Unless you have lived under a rock for the last couple of weeks, you have heard about the “ice bucket challenge”. Last time I checked, the ALS society has raised over 70 million US dollars. Nice. Honestly, after the couple of videos posted on Facebook, I grew tired of the selfies.
A woman in Hyderabad has adapted this new form of fundraising to one of India’s main problems: poverty. She is asking that, instead of dumping ice water and ice cubes on our heads, especially since water is scarce and electricity (for the ice cubes) is also a problem, we challenge our inner circle to donate a bowl of rice to poor people. And because we are a very vain society, she says you should take a picture of yourself giving the bag to the poor person and post it on social media.

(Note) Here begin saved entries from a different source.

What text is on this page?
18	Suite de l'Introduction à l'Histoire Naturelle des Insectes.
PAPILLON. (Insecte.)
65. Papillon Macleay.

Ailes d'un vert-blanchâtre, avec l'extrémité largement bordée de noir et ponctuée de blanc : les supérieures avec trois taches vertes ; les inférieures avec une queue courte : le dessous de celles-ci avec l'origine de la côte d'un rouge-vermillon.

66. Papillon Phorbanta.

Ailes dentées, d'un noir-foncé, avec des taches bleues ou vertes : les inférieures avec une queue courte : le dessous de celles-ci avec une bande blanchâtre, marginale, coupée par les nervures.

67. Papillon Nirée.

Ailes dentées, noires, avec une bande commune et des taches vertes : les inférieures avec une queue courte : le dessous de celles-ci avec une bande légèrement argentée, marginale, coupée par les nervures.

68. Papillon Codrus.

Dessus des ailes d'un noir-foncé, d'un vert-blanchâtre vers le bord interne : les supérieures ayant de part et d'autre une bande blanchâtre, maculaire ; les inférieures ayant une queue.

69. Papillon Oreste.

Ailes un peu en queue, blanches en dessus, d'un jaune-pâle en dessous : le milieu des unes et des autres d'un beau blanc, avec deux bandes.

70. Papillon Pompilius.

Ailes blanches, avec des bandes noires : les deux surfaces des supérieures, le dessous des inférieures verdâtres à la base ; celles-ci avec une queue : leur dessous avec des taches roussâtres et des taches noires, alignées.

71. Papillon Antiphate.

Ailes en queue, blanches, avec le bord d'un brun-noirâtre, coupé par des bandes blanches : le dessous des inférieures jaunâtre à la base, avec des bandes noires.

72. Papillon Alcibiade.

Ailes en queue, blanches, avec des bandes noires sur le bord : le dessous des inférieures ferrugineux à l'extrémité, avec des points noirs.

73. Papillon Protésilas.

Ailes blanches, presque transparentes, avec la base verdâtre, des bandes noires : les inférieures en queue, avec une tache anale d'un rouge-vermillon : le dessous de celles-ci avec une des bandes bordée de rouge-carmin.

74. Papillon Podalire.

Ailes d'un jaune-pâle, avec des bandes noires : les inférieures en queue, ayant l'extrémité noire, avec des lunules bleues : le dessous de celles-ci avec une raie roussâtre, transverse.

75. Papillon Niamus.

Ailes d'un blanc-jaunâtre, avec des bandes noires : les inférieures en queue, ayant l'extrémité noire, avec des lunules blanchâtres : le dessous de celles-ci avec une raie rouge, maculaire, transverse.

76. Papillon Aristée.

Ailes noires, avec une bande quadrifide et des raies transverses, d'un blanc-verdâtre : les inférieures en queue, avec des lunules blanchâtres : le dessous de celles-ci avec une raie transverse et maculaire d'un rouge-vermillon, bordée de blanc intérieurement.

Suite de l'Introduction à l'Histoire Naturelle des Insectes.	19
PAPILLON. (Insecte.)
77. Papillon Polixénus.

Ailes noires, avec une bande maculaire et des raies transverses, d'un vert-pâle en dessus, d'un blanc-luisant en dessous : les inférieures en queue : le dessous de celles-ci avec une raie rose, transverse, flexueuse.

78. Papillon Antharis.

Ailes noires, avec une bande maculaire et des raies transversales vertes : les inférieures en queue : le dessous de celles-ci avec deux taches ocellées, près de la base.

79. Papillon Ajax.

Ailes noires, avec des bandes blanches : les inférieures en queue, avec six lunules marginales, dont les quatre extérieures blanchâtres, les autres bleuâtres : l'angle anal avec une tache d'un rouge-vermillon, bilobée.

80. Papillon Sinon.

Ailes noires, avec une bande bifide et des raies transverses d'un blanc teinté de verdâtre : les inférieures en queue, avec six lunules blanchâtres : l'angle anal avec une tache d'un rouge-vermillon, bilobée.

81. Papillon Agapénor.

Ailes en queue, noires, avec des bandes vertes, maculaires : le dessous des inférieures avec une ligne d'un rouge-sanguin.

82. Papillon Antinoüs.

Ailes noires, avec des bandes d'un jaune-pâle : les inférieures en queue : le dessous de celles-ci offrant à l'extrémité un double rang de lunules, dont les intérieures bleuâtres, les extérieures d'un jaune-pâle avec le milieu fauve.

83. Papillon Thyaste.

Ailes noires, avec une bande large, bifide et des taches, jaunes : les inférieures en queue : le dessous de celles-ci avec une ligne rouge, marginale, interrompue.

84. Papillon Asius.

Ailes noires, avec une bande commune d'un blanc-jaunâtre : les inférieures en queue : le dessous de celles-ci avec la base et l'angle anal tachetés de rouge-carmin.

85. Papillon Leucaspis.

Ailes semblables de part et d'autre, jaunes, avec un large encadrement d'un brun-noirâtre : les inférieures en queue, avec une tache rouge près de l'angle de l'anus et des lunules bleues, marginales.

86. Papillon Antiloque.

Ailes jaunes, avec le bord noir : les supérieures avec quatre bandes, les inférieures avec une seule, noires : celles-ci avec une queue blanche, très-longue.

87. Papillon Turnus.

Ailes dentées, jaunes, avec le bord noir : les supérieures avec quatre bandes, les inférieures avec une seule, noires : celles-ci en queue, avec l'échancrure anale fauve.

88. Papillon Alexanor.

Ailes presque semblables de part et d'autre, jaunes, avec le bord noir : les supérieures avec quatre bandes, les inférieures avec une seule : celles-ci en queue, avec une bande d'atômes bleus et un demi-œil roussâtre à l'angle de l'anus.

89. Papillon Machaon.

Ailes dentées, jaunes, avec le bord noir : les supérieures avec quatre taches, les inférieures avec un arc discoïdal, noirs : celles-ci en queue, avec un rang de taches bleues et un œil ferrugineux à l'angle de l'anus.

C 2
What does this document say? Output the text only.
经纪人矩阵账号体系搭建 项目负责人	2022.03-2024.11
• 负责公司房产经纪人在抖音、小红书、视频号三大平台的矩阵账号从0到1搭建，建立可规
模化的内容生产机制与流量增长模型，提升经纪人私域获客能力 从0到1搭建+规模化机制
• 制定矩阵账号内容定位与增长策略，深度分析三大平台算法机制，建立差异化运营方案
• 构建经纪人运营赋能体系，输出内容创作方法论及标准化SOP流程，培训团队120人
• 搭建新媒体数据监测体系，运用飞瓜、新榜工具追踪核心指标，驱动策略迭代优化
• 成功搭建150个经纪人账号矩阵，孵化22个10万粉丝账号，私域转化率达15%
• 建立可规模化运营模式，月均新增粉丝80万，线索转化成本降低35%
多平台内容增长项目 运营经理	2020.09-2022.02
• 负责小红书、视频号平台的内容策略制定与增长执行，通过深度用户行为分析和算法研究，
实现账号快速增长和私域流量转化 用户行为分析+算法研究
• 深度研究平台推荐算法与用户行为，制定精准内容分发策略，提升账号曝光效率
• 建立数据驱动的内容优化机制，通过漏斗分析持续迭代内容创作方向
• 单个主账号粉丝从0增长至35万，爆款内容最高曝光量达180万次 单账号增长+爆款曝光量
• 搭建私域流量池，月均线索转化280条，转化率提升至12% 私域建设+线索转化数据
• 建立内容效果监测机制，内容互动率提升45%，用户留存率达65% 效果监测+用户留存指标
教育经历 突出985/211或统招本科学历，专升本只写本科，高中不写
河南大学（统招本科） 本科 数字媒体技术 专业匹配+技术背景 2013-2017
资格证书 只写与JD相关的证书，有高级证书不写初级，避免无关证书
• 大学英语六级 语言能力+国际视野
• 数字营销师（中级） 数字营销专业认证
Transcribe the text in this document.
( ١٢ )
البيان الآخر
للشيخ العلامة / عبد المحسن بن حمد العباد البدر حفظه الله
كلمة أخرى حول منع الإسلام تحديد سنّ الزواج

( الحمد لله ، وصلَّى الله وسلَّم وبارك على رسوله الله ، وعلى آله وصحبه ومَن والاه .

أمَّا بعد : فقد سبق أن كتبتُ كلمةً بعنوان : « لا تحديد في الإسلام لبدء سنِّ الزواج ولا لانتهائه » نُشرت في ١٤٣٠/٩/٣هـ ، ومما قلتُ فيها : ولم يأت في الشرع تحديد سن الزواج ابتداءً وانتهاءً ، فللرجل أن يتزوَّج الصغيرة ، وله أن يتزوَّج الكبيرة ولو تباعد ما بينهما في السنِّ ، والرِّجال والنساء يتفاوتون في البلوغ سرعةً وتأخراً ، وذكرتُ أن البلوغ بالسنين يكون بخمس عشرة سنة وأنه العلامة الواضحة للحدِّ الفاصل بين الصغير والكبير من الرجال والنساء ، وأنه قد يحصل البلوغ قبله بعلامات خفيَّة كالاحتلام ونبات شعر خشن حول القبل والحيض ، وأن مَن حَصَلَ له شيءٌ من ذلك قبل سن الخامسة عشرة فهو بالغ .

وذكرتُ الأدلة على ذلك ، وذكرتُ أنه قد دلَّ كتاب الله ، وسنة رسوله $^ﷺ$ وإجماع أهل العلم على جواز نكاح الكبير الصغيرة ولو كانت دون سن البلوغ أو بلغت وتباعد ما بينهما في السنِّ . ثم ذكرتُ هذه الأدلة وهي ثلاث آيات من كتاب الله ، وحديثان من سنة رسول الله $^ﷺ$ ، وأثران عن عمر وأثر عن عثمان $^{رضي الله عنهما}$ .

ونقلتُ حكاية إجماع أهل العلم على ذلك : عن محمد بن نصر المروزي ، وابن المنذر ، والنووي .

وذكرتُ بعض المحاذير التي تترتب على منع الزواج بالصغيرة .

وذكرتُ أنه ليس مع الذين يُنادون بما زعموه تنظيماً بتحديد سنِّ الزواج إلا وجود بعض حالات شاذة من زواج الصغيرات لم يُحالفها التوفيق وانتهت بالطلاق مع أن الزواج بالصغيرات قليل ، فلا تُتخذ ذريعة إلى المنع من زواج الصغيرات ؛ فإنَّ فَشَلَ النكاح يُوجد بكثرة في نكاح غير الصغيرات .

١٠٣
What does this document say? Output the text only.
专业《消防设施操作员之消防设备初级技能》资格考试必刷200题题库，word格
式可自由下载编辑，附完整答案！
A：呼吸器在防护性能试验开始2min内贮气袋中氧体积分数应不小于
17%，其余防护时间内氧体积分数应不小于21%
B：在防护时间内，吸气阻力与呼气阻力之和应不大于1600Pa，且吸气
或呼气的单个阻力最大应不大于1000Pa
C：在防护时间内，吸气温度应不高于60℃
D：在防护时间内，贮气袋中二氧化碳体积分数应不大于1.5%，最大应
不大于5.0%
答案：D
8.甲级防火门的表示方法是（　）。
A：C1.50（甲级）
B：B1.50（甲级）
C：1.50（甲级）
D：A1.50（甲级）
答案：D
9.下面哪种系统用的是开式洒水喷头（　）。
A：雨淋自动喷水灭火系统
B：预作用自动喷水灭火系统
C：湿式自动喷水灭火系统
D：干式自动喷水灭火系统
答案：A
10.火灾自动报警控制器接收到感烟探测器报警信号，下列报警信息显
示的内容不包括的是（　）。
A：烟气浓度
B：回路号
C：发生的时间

As you know, we have been distributing water bottles on our scooter rides. Today is the first day of Ganesh Chaturthi, a 10-day festival honoring Ganesh. Since E. had the day off, we went on a scooter ride checking for fun things to see, with rice! Unfortunately, I hadn’t planned it, so this morning when I raided the pantry, I only had enough for two 1-quart Ziploc bags of rice. Pretty pathetic, but it’s a start.
We ended up in the village of Pura. An old woman was walking her two cows home. She was wearing a dark red sari, and was barefoot. Her two cows were nice, dark black, clippity clopping on a dirt path. She smiled at us and waved. We passed her and I asked E. to stop. I took off my helmet, for I do not want be confused with a Martian, walked about 100 feet towards her, and handed her the bag. She presented both her hands and I placed it them. She smiled, a bit confused because she now needed a place to put it. She nestled it in her elbow and thanked me. Namaste style. No other word, a smile.
An older gentleman approached us. He was agitated, in the funny happy way. He was talking to us in, I don’t know, Kannada maybe, or Tamil? By some magic of human interaction, we understood he wanted to know where we are from. Whitefield. Oh, this is not the way, this road you’re going on is bad. Turn around, that road is good. A couple of kids were also there, probably using their English with foreigners for the first time. They concurred, we had to turn around. We gave all of them a bottle of water. We weren’t lost, we were just exploring, but E. turned the scooter around anyway, we weren’t about to disrespect him. And the old man started jogging in front of us to show us the way (video here on VespaVindaloo’s YouTube page), until we reached the “big” intersection. And then, he asked I take a picture of him.
I know people who give should not brag about it, it’s in bad taste. But if anyone in India is reading this, and wants a warm fuzzy feeling, as a well as a few tears, do it.
I challenge you to do it and not cry.